DETAILED DESCRIPTION OF THE PREFERRED EMBODIMENT

[0023] In each of the following figures, the same reference numerals are used to refer to the same components. While the present invention is described with respect to a system and method of detecting imperfections within a bond of a structure, the present invention may be adapted for various applications including automotive, marine, aerospace, and other applications known in the art. The present invention may be applied within multiple industries including residential and commercial building, industrial and household furnishings, electronic, apparel, sporting goods, textile, packaging, and other industries. The present invention may also be applied to various adhesives, laminates, and bonds and also to various materials including tire structures, carpeting, decals, Velcro®, carbon fiber, composites, metallic components, glued seams, etc. The present invention may be applied during manufacturing of a device or during operational use of the device.

[0024] In the following description, various operating parameters and components are described for one constructed embodiment. These specific parameters and components are included as examples and are not meant to be limiting.

[0025] Also, in the following description the terms “bonded structure”, “bonded region”, and “a bond of a structure” refer may refer to any bonded, adhesive, or attached area of a structure. A bond may be any type of coupling or attachment between to devices, components, or objects.

[0026] Referring now to FIGS. 1 and 2, perspective views of a space station 10 and a truss segment 12 of the space station 10 each having multiple bonded structures 14 in accordance with an embodiment of the present invention is shown. The space station 10 is shown as one possible example of an application for the present invention. The space station 10 has multiple truss segments 12 each of which having multiple Velcro® strips 16 for attachment of a protective cover 18 to the truss segments 12 to form the bonded structures 14.

[0027] Referring now to FIG. 3, a perspective close-up view of a bonded structure 14′ in accordance with an embodiment of the present invention is shown. A Velcro® strip 16′ is adhesively bonded to the segment 12 via a high strength epoxy layer 22, forming a bond 23 having a bonded region 24. The bonded region 24 may contain one or more imperfections 26, such as voids, cracks, or air pockets; a single void 28 having a corresponding area 29 is shown. Numerical designator 30 denotes the remaining portion of the region 24 that does not include the void 28. The imperfections 26 may exist during manufacturing, for example due to poor lamination, or may be formed during operational life of the structure 14′.
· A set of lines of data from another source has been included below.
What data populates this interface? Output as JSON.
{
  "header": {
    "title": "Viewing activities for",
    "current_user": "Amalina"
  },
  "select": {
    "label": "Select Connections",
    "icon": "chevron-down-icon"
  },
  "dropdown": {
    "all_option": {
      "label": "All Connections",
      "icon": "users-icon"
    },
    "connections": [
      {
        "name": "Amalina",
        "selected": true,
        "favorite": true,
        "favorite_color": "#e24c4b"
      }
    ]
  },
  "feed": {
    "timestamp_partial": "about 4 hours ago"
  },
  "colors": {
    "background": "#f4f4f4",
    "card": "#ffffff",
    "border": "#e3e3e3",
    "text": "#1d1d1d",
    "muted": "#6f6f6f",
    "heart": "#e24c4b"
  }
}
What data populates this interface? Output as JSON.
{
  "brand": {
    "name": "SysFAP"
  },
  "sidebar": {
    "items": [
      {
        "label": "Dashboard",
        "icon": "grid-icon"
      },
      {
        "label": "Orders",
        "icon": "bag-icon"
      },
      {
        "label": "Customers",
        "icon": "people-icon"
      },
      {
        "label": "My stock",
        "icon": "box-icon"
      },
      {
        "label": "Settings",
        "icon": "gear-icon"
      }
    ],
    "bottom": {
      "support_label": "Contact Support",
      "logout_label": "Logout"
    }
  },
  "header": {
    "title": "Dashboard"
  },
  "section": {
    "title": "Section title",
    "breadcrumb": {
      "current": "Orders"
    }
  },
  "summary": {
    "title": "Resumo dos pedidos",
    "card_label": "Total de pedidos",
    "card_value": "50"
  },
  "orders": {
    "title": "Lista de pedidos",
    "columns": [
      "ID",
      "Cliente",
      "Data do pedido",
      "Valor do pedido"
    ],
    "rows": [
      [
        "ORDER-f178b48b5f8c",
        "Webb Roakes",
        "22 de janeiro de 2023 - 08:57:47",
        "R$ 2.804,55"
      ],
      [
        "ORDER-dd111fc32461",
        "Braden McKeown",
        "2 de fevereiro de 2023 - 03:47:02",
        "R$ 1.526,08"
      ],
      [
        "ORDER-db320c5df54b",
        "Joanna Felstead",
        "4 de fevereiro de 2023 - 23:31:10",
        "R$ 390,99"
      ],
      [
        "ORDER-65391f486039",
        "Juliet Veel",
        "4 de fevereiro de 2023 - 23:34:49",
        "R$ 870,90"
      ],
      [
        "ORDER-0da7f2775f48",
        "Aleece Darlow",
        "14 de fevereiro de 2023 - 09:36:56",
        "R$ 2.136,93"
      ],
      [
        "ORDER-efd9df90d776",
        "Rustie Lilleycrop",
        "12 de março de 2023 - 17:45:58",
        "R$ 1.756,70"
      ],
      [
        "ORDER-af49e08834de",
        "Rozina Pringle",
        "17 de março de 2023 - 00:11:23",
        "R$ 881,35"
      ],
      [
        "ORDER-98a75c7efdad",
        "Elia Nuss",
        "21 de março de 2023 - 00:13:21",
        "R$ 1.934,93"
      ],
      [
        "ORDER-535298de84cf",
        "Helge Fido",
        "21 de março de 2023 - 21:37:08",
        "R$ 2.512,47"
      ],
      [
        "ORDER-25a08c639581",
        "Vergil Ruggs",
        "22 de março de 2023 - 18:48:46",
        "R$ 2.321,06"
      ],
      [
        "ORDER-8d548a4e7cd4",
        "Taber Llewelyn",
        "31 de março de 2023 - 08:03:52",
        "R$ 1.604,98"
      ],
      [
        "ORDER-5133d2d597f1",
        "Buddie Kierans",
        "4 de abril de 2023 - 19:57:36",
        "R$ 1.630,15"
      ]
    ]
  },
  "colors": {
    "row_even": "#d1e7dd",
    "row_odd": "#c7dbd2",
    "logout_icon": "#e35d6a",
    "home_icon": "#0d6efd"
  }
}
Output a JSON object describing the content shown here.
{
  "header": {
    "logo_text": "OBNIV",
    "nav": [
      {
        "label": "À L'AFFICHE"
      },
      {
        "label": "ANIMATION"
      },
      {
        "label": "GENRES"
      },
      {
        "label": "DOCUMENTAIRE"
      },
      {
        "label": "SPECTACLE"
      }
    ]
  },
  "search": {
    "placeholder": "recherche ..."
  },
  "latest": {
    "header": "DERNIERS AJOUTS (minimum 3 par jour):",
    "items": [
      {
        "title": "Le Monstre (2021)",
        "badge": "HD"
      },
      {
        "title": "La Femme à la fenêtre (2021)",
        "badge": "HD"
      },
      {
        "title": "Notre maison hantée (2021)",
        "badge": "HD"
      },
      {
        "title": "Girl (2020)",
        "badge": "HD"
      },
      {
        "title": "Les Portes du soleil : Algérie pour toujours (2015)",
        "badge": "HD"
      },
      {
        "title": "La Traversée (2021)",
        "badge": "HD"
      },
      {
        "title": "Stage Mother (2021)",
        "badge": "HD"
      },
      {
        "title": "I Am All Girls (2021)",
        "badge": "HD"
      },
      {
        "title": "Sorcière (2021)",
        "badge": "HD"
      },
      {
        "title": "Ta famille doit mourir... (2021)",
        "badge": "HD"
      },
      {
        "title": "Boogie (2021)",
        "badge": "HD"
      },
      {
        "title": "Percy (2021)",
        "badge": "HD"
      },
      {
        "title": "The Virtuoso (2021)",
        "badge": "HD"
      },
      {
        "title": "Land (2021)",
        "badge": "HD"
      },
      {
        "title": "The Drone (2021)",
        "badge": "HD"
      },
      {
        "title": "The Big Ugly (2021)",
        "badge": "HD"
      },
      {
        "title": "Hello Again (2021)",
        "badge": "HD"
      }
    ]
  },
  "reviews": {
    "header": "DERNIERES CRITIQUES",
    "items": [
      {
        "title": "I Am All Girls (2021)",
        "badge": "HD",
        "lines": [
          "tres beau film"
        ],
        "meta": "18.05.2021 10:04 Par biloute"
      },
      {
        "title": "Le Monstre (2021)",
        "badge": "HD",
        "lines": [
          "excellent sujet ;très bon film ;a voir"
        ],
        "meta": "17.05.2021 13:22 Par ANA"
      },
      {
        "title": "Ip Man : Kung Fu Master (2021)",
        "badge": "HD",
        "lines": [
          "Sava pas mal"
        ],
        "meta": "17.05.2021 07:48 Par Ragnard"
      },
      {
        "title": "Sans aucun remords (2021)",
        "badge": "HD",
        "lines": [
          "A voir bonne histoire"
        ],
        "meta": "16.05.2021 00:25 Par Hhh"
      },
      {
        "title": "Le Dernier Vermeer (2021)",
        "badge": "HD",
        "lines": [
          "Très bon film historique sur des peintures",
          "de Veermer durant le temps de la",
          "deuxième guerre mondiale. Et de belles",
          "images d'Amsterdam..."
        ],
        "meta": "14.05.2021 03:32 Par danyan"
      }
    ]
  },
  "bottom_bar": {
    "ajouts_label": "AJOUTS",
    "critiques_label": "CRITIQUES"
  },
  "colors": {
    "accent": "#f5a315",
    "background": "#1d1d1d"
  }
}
[0028] Referring now to FIG. 4, a block diagrammatic view of a thermographic detecting system 31 in accordance with an embodiment of the present invention is shown. The system 31 includes a cooling device 32 for thermal cooling or cold shocking the region 24. A thermal sensor 34 detects thermal changes within the region 24. A thermal indicator 36 is electrically coupled to the thermal sensor 34 and indicates the thermal changes. A controller 38 may be electrically coupled to the thermal sensor 34 and the thermal indicator 36 and compare the thermal changes to predetermined thermal changes for the region 24 to detect imperfections.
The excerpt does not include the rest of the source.